Please put yourselves in the patient’s shoes (or mouth) for a minute. What does a perio exam feel like and sound like? In most offices, they are asked to open wide, feel a few sharp pokes, and hear a bunch of numbers that sound like some weird anti-Fibonacci sequence

“Three, two, three… three, three four (OUCH!), four, three, five…” and on and on and on. Then, a few minutes later they are being told they need some periodontal treatment, but really don’t understand why.

The great Dr. Bob Barkley used to talk about “co-discovery” and “co-diagnosis,” and the perio exam is a great opportunity to do just that.

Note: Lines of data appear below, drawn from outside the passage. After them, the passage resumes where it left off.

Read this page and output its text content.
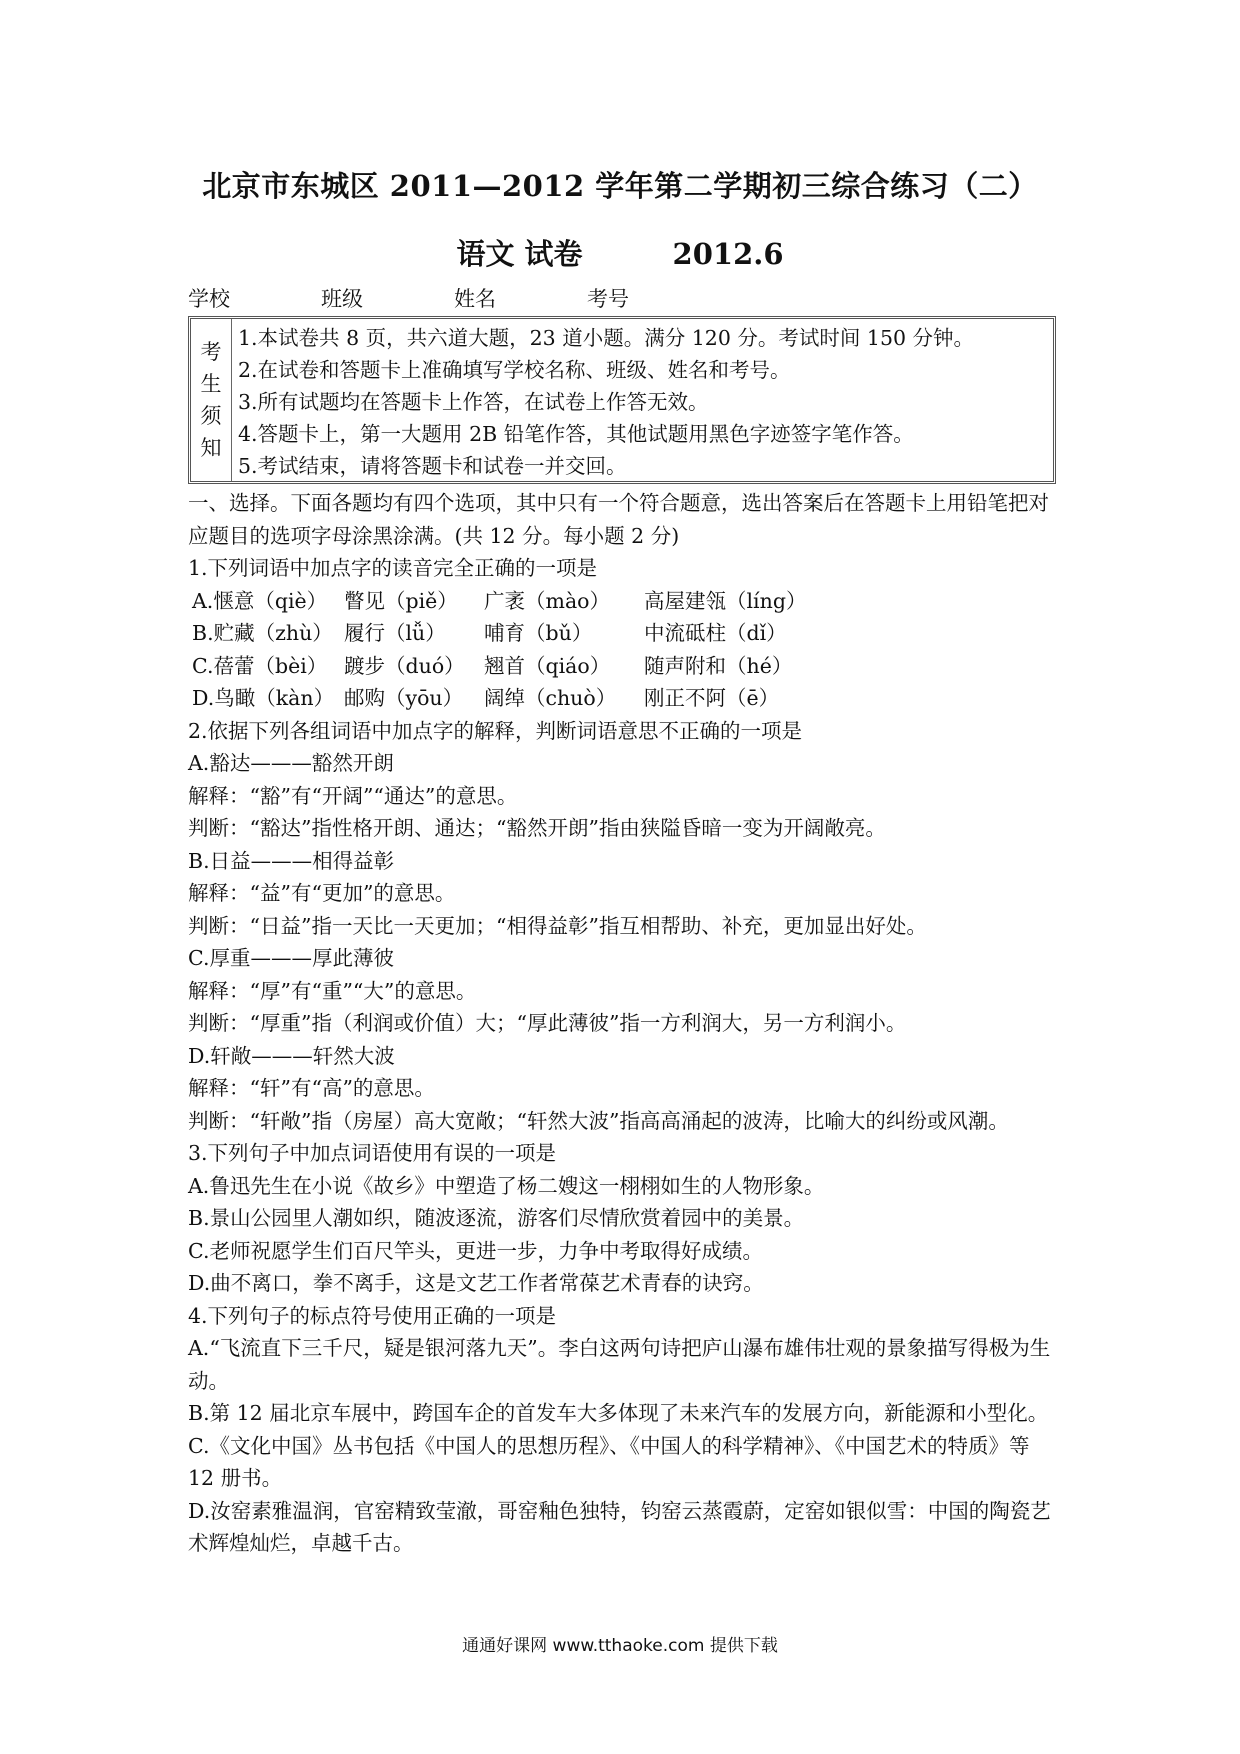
北京市东城区 2011—2012 学年第二学期初三综合练习（二）
语文 试卷	2012.6
学校	班级	姓名	考号
考
生
须
知
1.本试卷共 8 页，共六道大题，23 道小题。满分 120 分。考试时间 150 分钟。
2.在试卷和答题卡上准确填写学校名称、班级、姓名和考号。
3.所有试题均在答题卡上作答，在试卷上作答无效。
4.答题卡上，第一大题用 2B 铅笔作答，其他试题用黑色字迹签字笔作答。
5.考试结束，请将答题卡和试卷一并交回。

一、选择。下面各题均有四个选项，其中只有一个符合题意，选出答案后在答题卡上用铅笔把对应题目的选项字母涂黑涂满。(共 12 分。每小题 2 分)

1.下列词语中加点字的读音完全正确的一项是

A.惬意（qiè） 瞥见（piě） 广袤（mào） 高屋建瓴（líng）

B.贮藏（zhù） 履行（lǚ） 哺育（bǔ）	中流砥柱（dǐ）

C.蓓蕾（bèi） 踱步（duó） 翘首（qiáo） 随声附和（hé）

D.鸟瞰（kàn） 邮购（yōu） 阔绰（chuò） 刚正不阿（ē）

2.依据下列各组词语中加点字的解释，判断词语意思不正确的一项是

A.豁达———豁然开朗

解释：“豁”有“开阔”“通达”的意思。

判断：“豁达”指性格开朗、通达；“豁然开朗”指由狭隘昏暗一变为开阔敞亮。

B.日益———相得益彰

解释：“益”有“更加”的意思。

判断：“日益”指一天比一天更加；“相得益彰”指互相帮助、补充，更加显出好处。

C.厚重———厚此薄彼

解释：“厚”有“重”“大”的意思。

判断：“厚重”指（利润或价值）大；“厚此薄彼”指一方利润大，另一方利润小。

D.轩敞———轩然大波

解释：“轩”有“高”的意思。

判断：“轩敞”指（房屋）高大宽敞；“轩然大波”指高高涌起的波涛，比喻大的纠纷或风潮。

3.下列句子中加点词语使用有误的一项是

A.鲁迅先生在小说《故乡》中塑造了杨二嫂这一栩栩如生的人物形象。

B.景山公园里人潮如织，随波逐流，游客们尽情欣赏着园中的美景。

C.老师祝愿学生们百尺竿头，更进一步，力争中考取得好成绩。

D.曲不离口，拳不离手，这是文艺工作者常葆艺术青春的诀窍。

4.下列句子的标点符号使用正确的一项是

A.“飞流直下三千尺，疑是银河落九天”。李白这两句诗把庐山瀑布雄伟壮观的景象描写得极为生动。

B.第 12 届北京车展中，跨国车企的首发车大多体现了未来汽车的发展方向，新能源和小型化。

C.《文化中国》丛书包括《中国人的思想历程》、《中国人的科学精神》、《中国艺术的特质》等 12 册书。

D.汝窑素雅温润，官窑精致莹澈，哥窑釉色独特，钧窑云蒸霞蔚，定窑如银似雪：中国的陶瓷艺术辉煌灿烂，卓越千古。

通通好课网 www.tthaoke.com 提供下载
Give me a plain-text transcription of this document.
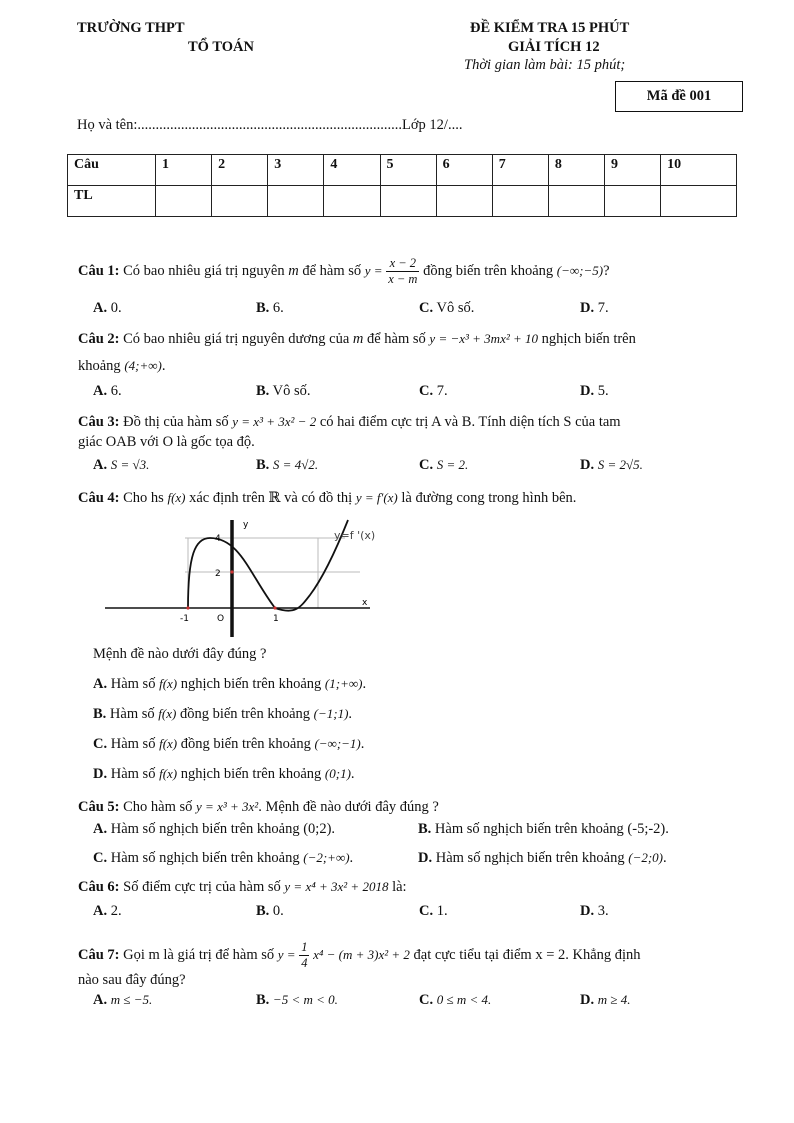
TRƯỜNG THPT
TỔ TOÁN
ĐỀ KIỂM TRA 15 PHÚT
GIẢI TÍCH 12
Thời gian làm bài: 15 phút;
Mã đề 001
Họ và tên:.........................................................................Lớp 12/....
Câu	1	2	3	4	5	6	7	8	9	10
TL										
Câu 1: Có bao nhiêu giá trị nguyên m để hàm số $y = \frac{x - 2}{x - m}$ đồng biến trên khoảng (−∞;−5)?
A. 0.	B. 6.	C. Vô số.	D. 7.
Câu 2: Có bao nhiêu giá trị nguyên dương của m để hàm số y = −x³ + 3mx² + 10 nghịch biến trên
khoảng (4;+∞).
A. 6.	B. Vô số.	C. 7.	D. 5.
Câu 3: Đồ thị của hàm số y = x³ + 3x² − 2 có hai điểm cực trị A và B. Tính diện tích S của tam
giác OAB với O là gốc tọa độ.
A. S = √3.	B. S = 4√2.	C. S = 2.	D. S = 2√5.
Câu 4: Cho hs f(x) xác định trên ℝ và có đồ thị y = f′(x) là đường cong trong hình bên.
y
x
y=f '(x)
-1	O	1
4
2
Mệnh đề nào dưới đây đúng ?
A. Hàm số f(x) nghịch biến trên khoảng (1;+∞).
B. Hàm số f(x) đồng biến trên khoảng (−1;1).
C. Hàm số f(x) đồng biến trên khoảng (−∞;−1).
D. Hàm số f(x) nghịch biến trên khoảng (0;1).
Câu 5: Cho hàm số y = x³ + 3x². Mệnh đề nào dưới đây đúng ?
A. Hàm số nghịch biến trên khoảng (0;2).	B. Hàm số nghịch biến trên khoảng (-5;-2).
C. Hàm số nghịch biến trên khoảng (−2;+∞).	D. Hàm số nghịch biến trên khoảng (−2;0).
Câu 6: Số điểm cực trị của hàm số y = x⁴ + 3x² + 2018 là:
A. 2.	B. 0.	C. 1.	D. 3.
Câu 7: Gọi m là giá trị để hàm số $y = \frac{1}{4} x^4 - (m + 3)x^2 + 2$ đạt cực tiểu tại điểm x = 2. Khẳng định
nào sau đây đúng?
A. m ≤ −5.	B. −5 < m < 0.	C. 0 ≤ m < 4.	D. m ≥ 4.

What if before every perio exam you did this:

1. Tell the patient what you are about to do, using easy to understand terminology.

“Now we are going to check your gums for inflammation and infection.” (Nobody wants inflammation and infection!)

2. Tell the patient why you are doing this.

“A large percentage of adults have some level of inflammation and infection in their gums, and it’s really great if it can be caught early. Did you know that more adults lose teeth due to gum issues like these than due to anything else? We’re also learning that gum inflammation is linked to heart disease, diabetes, and other chronic health issues, so this is really important.” (At this point the patient is hoping their gums are healthy!)

3. Tell them exactly what you are going to do (in patient friendly terms!!)

“The way we check for this is to use an instrument that is like a little ruler. It measures how tightly your gums are attached to your teeth.” (I see no problem with substituting 100% scientific accuracy for having a patient understand what’s going on.)

4. Tell the patient what to listen for.

“You are going to hear a bunch of numbers. Twos and threes are typically considered to be healthy areas. Fours and above are areas of concern. And if you hear the letter B, that means we detected a little bleeding in that area, a sure sign of inflammation.” BOOM! You better believe the patient is paying attention now!

Now when the exam is over, the patient will KNOW there is an issue, and will listen carefully when you discuss the treatment options. I always like to throw in something like “fortunately it doesn’t look like you are at the stage where you’ll need gum surgery, and that’s what we’re trying to avoid.”

This is a great example of co-diagnosis and co-discovery. Do it!! And think about ways that you can incorporate this into other things in your practice.